Não é o possível pensar em uma nação justa, se a todo instante aqueles que estão no poder se articulam com o grande capital e fazem sangrar o seu povo. Não é possível se pensar num país melhor, se os seus mandatários estão mais preocupados em agradar ao capital especulativo, ao FMI, ao Banco Mundial e aos credores “desconhecidos” para sanar uma “dívida” impagável e cada vez mais voraz, mesmo que isso seja feito à custa do sangue dos trabalhadores.    

 

Os servidores públicos não são vilões, são vítimas de um país que reiteradamente é manipulado pela grande mídia, sempre servil aos tubarões porque é propriedade do grande capital. Graças aos serviços públicos, a citar nestes tempos pandêmicos a Saúde e a Educação, os danos não foram piores. O Sistema Único de Saúde e seus profissionais capacitados e as Universidades Públicas, mesmo sob ataque, com seus laboratórios sendo sucateados pela política de amordaçamento financeiro, ainda continuam a produzir conhecimentos e resultados tecnológicos com destinação pública.

 

Nesses quase seis meses de pandemia, as instituições públicas brasileiras estiveram na vanguarda do esforço de superação dessa calamidade pública, apesar do mandatário da nação e dos que estão em seu entorno jogarem contra, promovendo uma odiosa campanha de desqualificação institucional, sobretudo das Universidades Públicas.

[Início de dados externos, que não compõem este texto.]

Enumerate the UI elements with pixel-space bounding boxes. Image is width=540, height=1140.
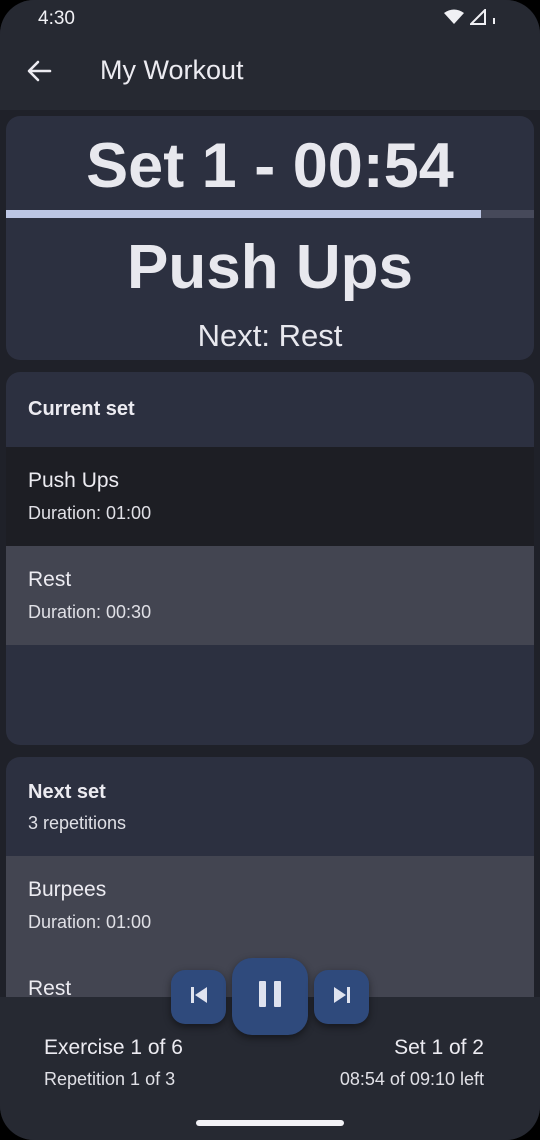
back-button[interactable] [22,56,56,90]
timer-card: Set 1 - 00:54 Push Ups Next: Rest [6,116,534,360]
time-left: 08:54 of 09:10 left [339,1069,484,1089]
item-title: Push Ups [28,469,120,492]
item-duration: Duration: 01:00 [28,912,152,932]
item-title: Burpees [28,878,107,901]
list-item[interactable]: Push Ups Duration: 01:00 [6,447,534,546]
pause-button[interactable] [232,958,308,1035]
item-duration: Duration: 01:00 [28,503,152,523]
item-title: Rest [28,568,72,591]
previous-button[interactable] [171,970,226,1024]
list-item[interactable]: Rest Duration: 00:30 [6,546,534,645]
set-timer: Set 1 - 00:54 [86,131,454,201]
next-set-header: Next set [28,781,106,803]
skip-next-icon [332,986,352,1009]
next-set-repetitions: 3 repetitions [28,813,127,833]
page-title: My Workout [100,55,244,85]
item-duration: Duration: 00:30 [28,602,152,622]
repetition-counter: Repetition 1 of 3 [44,1069,176,1089]
skip-previous-icon [189,986,209,1009]
list-item[interactable]: Burpees Duration: 01:00 [6,856,534,955]
status-icons [444,9,496,25]
home-indicator[interactable] [196,1120,344,1126]
status-time: 4:30 [38,8,75,29]
arrow-back-icon [26,59,52,88]
battery-icon [492,9,496,25]
set-counter: Set 1 of 2 [394,1036,484,1059]
pause-icon [257,980,283,1013]
current-set-header: Current set [28,398,135,420]
exercise-counter: Exercise 1 of 6 [44,1036,183,1059]
current-set-card: Current set Push Ups Duration: 01:00 Res… [6,372,534,745]
set-progress-fill [6,210,482,218]
workout-screen: 4:30 My Workout Set 1 - 00:54 Push Ups N… [0,0,540,1140]
set-progress-bar [6,210,534,218]
wifi-icon [444,9,464,25]
skip-next-button[interactable] [314,970,369,1024]
next-exercise-label: Next: Rest [197,318,343,353]
status-bar: 4:30 [0,0,540,36]
app-bar: My Workout [0,36,540,110]
current-exercise-name: Push Ups [127,233,413,302]
signal-icon [470,9,486,25]
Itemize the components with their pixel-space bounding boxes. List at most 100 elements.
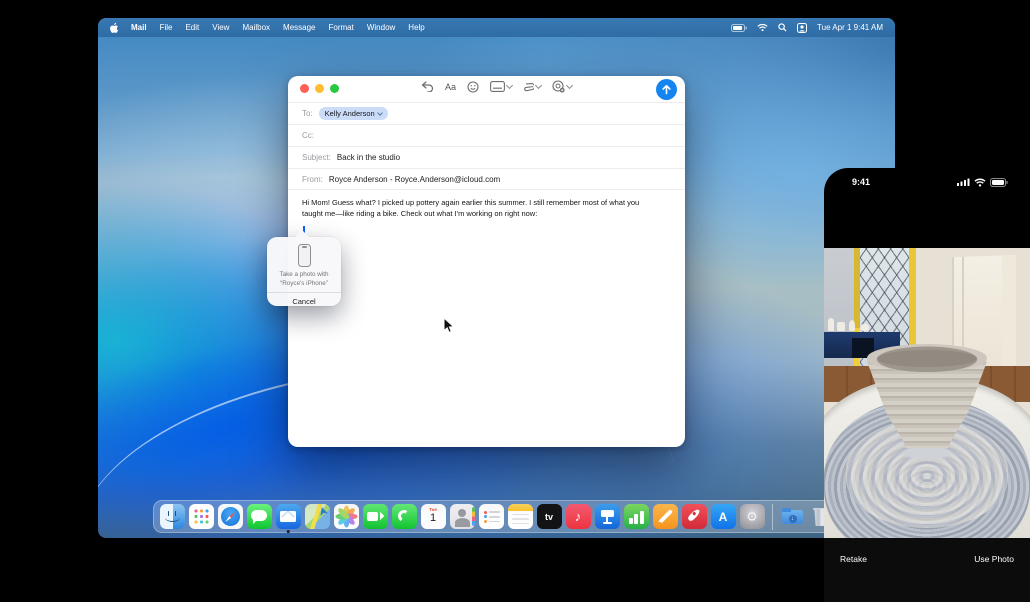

São esses profissionais, servidores públicos de todos os extratos, que se encontram na linha de frente, no campo de batalha contra essa terrível pandemia e a serviço do povo. Reformar sim, se for para ampliar direitos e alargar o acesso do povo ao serviço público qualificado. Mas não é isso o que se anuncia. Ao contrário: o projeto anunciado é de contrarreforma: subtrair direitos, desmontar carreiras e entregar o Estado aos tubarões da iniciativa privada.

 

Manipular a população brasileira com informações falaciosas, buscando minar e desacreditar os servidores públicos é desleal, baixo e rasteiro. Nesse sentido, é preciso que as organizações sociais, de todos os níveis, se preparem para o combate, pela verdade, em defesa dos Serviços Públicos, em defesa de uma Nação Soberana, que não se curve aos mandos do capital financeiro e especulativo, em defesa de seu Povo.

 

*Aldair Oliveira de Andrade é professor de Filosofia da Universidade Federal do Amazonas (Ufam).